Just as China’s DF-series underpins its coercive posture in the Pacific, Turkey signals that maps and ports are reinforced by hard power: nuclear projects entrenching leverage, missiles turning cartographic claims into threats.

Both powers have also expanded overseas footprints – China in Djibouti, Turkey in Mogadishu – to place a hand directly on maritime trade. In 2024–25, Turkey expanded its naval presence in Somalia, just as China increased pressure around Taiwan and reinforced its South China Sea outposts – reminders both enlarge their reach now, not in a distant future. The nine-dash line is, in essence, Mavi Vatan with Chinese characteristics – a cartographic empire in blue ink.

Even within open societies, the parallels persist. China uses the United Front to influence diasporas and institutions abroad; Turkey deploys its religious directorate and migrant networks in Europe as instruments of soft coercion. Neither tool is ornamental. Both erode resilience from within, making adversaries hesitate. Ankara has crushed Kurdish aspirations with decades of military campaigns, political bans, and linguistic erasure, while simultaneously denying the Armenian genocide.

Beijing has erased Tibetan identity through forced assimilation, exile of the Dalai Lama, and restrictions on language and faith, while running mass internment and “re-education” camps for Uyghurs in Xinjiang.

The irony is acute: Turkey at times postures as the Uyghurs’ patron in the name of pan-Turkic solidarity yet cynically silences its own minorities. Both regimes follow the same pattern – erasing peoples and rewriting history at home, while demanding recognition of expansive claims abroad.

For Singapore, small states at crossroads are most vulnerable to maps drawn elsewhere. The Strait of Malacca carries 40 per cent of global trade and 80 per cent of China’s energy – making it a chokehold overnight. With a large Chinese diaspora at home, Singapore embodies the dual vulnerability Beijing exploits: seas as battlegrounds, societies as soft bases.

The Red Sea crisis showed this playbook: Houthis, sustained via Turkish-linked networks, turned Bab el-Mandeb into a chokepoint that forced rerouting and spiked insurance – leverage from a narrow strait Beijing could replicate in Malacca.
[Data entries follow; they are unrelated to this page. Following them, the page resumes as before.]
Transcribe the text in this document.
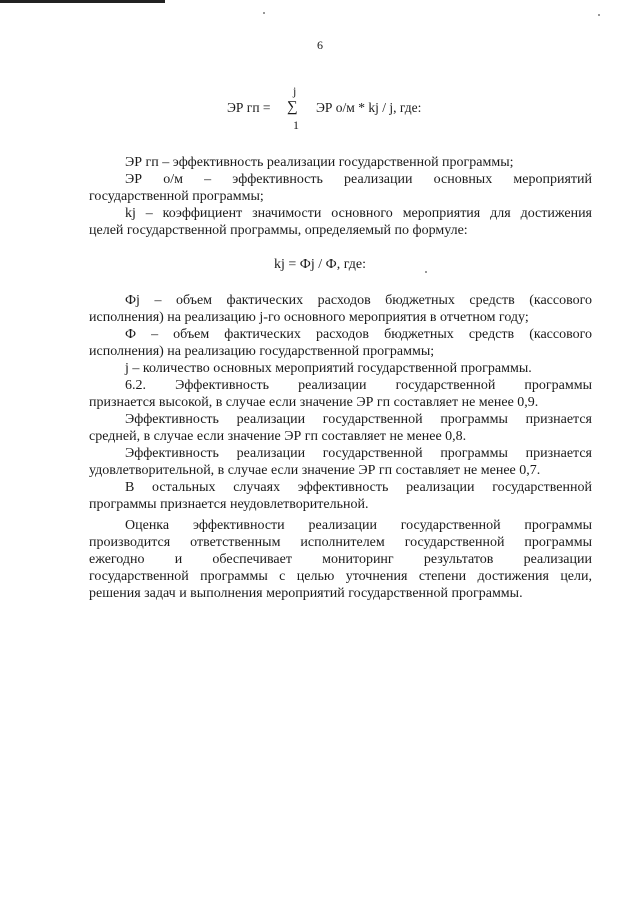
6
ЭР гп =
j
∑
1
ЭР о/м * kj / j, где:
ЭР гп – эффективность реализации государственной программы;
ЭР о/м – эффективность реализации основных мероприятий
государственной программы;
kj – коэффициент значимости основного мероприятия для достижения
целей государственной программы, определяемый по формуле:
kj = Фj / Ф, где:
Фj – объем фактических расходов бюджетных средств (кассового
исполнения) на реализацию j-го основного мероприятия в отчетном году;
Ф – объем фактических расходов бюджетных средств (кассового
исполнения) на реализацию государственной программы;
j – количество основных мероприятий государственной программы.
6.2. Эффективность реализации государственной программы
признается высокой, в случае если значение ЭР гп составляет не менее 0,9.
Эффективность реализации государственной программы признается
средней, в случае если значение ЭР гп составляет не менее 0,8.
Эффективность реализации государственной программы признается
удовлетворительной, в случае если значение ЭР гп составляет не менее 0,7.
В остальных случаях эффективность реализации государственной
программы признается неудовлетворительной.
Оценка эффективности реализации государственной программы
производится ответственным исполнителем государственной программы
ежегодно и обеспечивает мониторинг результатов реализации
государственной программы с целью уточнения степени достижения цели,
решения задач и выполнения мероприятий государственной программы.
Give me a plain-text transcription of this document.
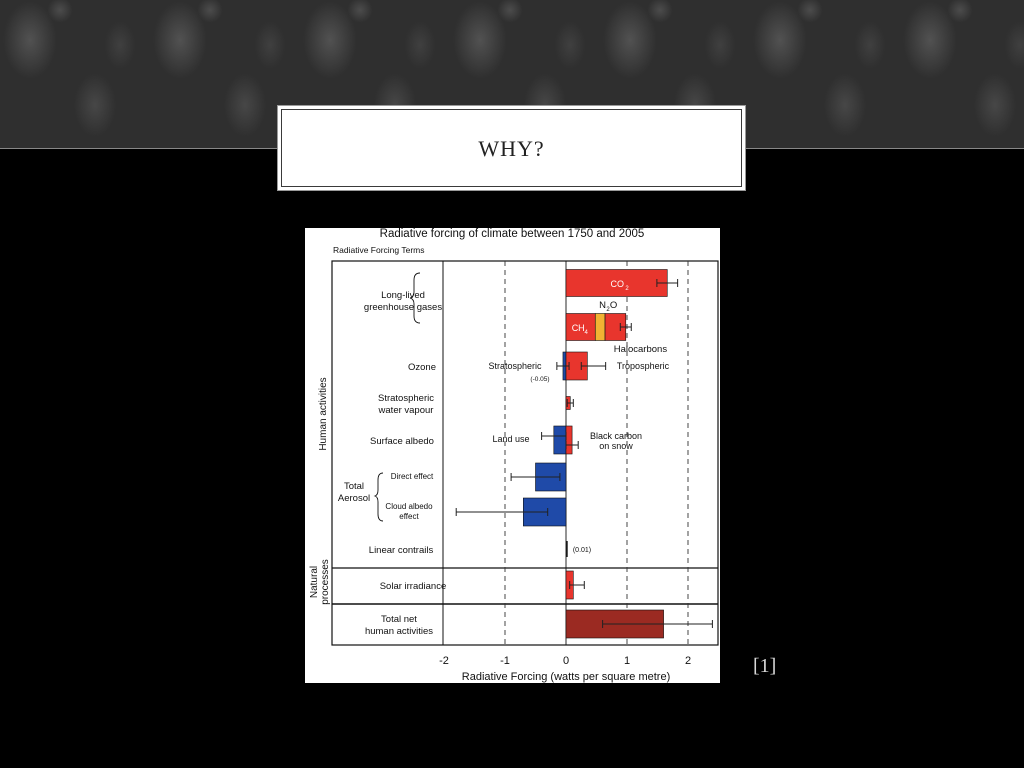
WHY?
Radiative forcing of climate between 1750 and 2005
Radiative Forcing Terms
-2	-1	0	1	2
Radiative Forcing (watts per square metre)
Human activities
Natural processes
Long-lived
greenhouse gases
Ozone
Stratospheric
water vapour
Surface albedo
Total
Aerosol
Linear contrails
Solar irradiance
Total net
human activities
Direct effect
Cloud albedo
effect
CO 2
CH 4
N 2 O
Halocarbons
Stratospheric
(-0.05)
Tropospheric
Land use	Black carbon
on snow
(0.01)
[1]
For Australia, the lesson is immediate: maps are weapons, ports leverage, proxies statecraft, drones attrition. Coercion needs no conquest; power is wielded by maps and cheap drones overhead. Studying Turkey as China’s beta prepares Canberra for the same playbook. Turkey’s experiments are rehearsals of Beijing’s coercion – soon on Australia’s doorstep.
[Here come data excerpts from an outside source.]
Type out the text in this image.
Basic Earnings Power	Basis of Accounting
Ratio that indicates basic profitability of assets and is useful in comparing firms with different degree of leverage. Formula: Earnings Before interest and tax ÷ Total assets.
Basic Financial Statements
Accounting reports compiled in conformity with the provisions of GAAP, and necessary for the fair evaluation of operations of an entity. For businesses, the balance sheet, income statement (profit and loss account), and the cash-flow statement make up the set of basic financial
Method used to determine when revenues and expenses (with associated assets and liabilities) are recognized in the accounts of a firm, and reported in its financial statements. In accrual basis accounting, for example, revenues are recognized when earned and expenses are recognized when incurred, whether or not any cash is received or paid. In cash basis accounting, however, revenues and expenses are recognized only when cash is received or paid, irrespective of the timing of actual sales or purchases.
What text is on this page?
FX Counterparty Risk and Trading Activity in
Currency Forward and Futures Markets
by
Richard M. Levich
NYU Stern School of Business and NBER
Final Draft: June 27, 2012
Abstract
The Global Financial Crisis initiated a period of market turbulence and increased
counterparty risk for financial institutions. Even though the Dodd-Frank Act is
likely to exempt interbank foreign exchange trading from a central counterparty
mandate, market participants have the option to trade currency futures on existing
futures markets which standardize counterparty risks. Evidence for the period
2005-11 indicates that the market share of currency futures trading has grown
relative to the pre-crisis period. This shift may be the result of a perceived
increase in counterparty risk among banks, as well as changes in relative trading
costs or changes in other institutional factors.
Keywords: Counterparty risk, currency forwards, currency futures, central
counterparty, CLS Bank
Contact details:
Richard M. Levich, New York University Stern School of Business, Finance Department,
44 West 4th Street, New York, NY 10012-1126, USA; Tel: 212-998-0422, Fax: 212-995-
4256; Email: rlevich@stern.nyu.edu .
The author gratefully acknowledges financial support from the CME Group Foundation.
The mirror also works both ways: Turkey offers the rehearsal for China, and China the scale that explains Turkey. Together they form a single playbook – tested in the Mediterranean, deployed across the Indo-Pacific, where blue maps and waters are 21st-century battlegrounds.

Shay Gal is a strategic analyst and adviser specialising in international security, crisis management, and diplomatic strategy. He advises senior government and defence leaders on complex strategic challenges, while also operating globally on power relations, geopolitical strategy, and public diplomacy, with a focus on their impact on policymaking and decision making.